Auf einen Blick
Lukas Portmann leidet an fortgeschrittener Demenz. Nach einem Spitalaufenthalt kann er nicht in seine Wohnung zurück. Stattdessen soll es in ein Pflegeheim gehen. Doch beim Eintritt muss er ein Depot von fast 10’000 Franken hinterlegen.
Für die Räumung seiner Wohnung und den Umzug bleibt danach kein Geld mehr übrig. Nur dank der Unterstützung durch die Stiftung SOS Beobachter kann Portmann, der eigentlich anders heisst, den neuen Lebensabschnitt in Angriff nehmen.

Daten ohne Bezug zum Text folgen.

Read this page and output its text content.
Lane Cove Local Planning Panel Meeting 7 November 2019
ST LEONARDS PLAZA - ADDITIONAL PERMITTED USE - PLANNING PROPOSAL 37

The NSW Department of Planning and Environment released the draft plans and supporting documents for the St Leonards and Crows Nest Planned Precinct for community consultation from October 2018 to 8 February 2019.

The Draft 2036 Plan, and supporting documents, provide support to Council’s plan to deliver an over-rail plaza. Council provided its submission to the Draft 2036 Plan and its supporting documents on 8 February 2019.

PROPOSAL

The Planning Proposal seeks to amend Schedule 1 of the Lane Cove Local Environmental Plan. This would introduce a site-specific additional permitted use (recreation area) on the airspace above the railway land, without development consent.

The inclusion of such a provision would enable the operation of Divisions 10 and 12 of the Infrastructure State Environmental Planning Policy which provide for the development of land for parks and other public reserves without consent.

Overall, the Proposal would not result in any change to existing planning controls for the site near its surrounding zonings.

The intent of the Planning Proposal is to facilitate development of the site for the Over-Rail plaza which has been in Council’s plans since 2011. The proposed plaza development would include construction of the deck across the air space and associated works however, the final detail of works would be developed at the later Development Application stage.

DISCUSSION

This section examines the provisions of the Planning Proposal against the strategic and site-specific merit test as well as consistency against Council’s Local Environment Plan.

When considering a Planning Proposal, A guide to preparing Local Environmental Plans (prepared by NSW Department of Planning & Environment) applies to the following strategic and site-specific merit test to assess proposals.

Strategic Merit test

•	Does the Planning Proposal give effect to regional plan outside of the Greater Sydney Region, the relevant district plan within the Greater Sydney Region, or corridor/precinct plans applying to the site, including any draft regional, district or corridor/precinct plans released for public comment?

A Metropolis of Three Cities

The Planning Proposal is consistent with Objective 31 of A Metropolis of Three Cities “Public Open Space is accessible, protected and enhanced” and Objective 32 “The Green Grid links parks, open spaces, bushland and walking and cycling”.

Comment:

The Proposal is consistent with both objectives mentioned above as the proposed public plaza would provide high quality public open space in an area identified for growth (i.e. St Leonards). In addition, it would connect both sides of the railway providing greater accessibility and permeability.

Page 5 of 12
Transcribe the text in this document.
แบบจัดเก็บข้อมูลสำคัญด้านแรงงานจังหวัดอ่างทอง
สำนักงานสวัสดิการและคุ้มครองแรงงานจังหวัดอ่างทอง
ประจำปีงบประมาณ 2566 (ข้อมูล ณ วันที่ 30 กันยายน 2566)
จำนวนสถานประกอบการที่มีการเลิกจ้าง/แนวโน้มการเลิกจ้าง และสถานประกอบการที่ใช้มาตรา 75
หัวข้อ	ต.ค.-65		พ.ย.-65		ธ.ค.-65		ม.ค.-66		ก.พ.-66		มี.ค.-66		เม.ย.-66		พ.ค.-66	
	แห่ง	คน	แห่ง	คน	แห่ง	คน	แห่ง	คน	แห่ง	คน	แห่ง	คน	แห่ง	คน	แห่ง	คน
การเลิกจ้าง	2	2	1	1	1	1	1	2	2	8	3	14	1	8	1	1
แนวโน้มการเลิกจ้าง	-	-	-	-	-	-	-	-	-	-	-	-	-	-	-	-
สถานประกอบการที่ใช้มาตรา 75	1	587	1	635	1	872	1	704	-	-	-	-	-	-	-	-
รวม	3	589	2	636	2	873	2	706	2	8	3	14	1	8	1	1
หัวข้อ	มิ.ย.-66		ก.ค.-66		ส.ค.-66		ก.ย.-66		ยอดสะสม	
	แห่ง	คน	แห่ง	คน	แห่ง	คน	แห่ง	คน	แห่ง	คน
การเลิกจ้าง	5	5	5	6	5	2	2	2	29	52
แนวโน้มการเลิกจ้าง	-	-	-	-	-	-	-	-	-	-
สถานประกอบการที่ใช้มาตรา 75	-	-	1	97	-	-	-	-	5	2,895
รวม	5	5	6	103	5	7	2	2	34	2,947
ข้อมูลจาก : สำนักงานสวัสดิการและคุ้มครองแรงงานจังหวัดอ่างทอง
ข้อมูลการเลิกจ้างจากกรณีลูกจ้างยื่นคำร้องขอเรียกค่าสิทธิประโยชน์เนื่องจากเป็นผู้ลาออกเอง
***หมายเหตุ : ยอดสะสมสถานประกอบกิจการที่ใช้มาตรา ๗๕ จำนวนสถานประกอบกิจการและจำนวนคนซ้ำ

Fast alle Heime verlangen 5000 bis 15'000 Franken Depot
Eine ähnliche Erfahrung machte auch Marie Seiler, die ebenfalls anders heisst. Sie musste von einer Alterswohnung in ein Altersheim umziehen. Doch Geld für das Depot war nicht vorhanden. Ausnahmsweise wurde der Heimeintritt gewährt. Das Depot musste jedoch nachgezahlt werden – was nur mithilfe von SOS Beobachter gelang.
Das ist ein Beitrag aus dem «Beobachter». Das Magazin berichtet ohne Scheuklappen – und hilft Ihnen, Zeit, Geld und Nerven zu sparen.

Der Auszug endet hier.